My dorm days took place in the early 80’s (so now you know I’m almost 50). These were the happiest times I remember. I moved from home and roomed with my cousin.
You could say that our dorm experience was a sheltered one for which I’m very grateful. When a boy came down the hall, they’d need to announce it.
Our focus was studying and getting to know each other. We spent our time looking for a ride, and helping each other jump-off broken down car batteries.
We were not set on partying, though we did grow up in the time of Haight-Ashbury’s counterculture, peace lovers, and the flower children. We felt fortunate to have parents who sent us to college, and we did not want to disappoint them.
College should be a place to grow and to learn. I now have two of my own children in dorms. Much of their experience is similar to ours, but several things have changed.
Here are a few of the obvious changes to me:
1. Students arrive with cell phones and computers. My mother could only get in touch with me when I was in the dorm room. It was important to be there at times so that she could say hello. These days, however, it’s not even important to have a phone. Students use their computers and cell phones to communicate, and I, for one, love this change.
2. Campus mail is not very important. When did I last mail a letter?

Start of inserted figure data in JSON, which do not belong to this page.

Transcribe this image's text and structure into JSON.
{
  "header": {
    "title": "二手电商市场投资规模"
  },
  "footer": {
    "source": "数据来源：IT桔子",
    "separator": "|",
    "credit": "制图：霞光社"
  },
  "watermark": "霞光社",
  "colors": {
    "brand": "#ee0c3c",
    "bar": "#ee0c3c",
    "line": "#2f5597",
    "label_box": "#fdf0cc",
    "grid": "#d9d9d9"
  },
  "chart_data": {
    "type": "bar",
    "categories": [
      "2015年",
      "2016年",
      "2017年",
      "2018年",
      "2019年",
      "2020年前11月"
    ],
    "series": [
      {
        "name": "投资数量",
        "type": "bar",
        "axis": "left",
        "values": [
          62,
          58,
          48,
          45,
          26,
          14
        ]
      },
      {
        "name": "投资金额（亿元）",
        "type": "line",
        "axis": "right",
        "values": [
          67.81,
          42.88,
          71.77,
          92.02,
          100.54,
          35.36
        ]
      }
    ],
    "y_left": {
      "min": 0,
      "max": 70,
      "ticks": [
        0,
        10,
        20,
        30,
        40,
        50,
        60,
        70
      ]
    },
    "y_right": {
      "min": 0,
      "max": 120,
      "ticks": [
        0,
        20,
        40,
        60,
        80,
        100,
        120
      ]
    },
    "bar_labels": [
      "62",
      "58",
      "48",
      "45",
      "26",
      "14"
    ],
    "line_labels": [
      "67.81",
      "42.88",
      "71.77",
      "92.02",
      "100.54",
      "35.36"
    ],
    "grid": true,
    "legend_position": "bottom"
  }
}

I have no idea. I don’t even know how much a stamp costs now. In the olden days, though, I’d stop by my campus mailbox ever so often hoping to find a letter of any type. Even junk mail was welcomed.
3. Food options have changed. Since we weren’t out partying, the campus knew that we would surely come to the cafeteria and eat too much of their food, I guess. It seems that our group of friends living on campus were always trying to find ways to make sure we could eat enough before our meal plan ran out. Our children are just the opposite. It’s hard to find a meal plan for them so that food is not going to waste. Their meal plans even allow them to eat at fast food restaurants right on campus.
4. Values have diminished. It seems that we could not have gone downhill from the 70’s, but in reality, it’s not true. Putting my daughter into a co-ed dorm where girls and guys live on the same floor was our only freshman option. I must say that I was horrified. Knowing more about what goes on in this setting is even more unsettling.
Thankfully, there are still a few students who want to be at college to study and learn. I’m just wondering if there are enough to sustain our future.
Even as I write this, I know it sounds “old fogie.” Yet, that’s just what I am, I guess.
The brain caviar I offer today is to ponder the question, “Will these dorm rooms provide us with future leaders to sustain us when we retire?”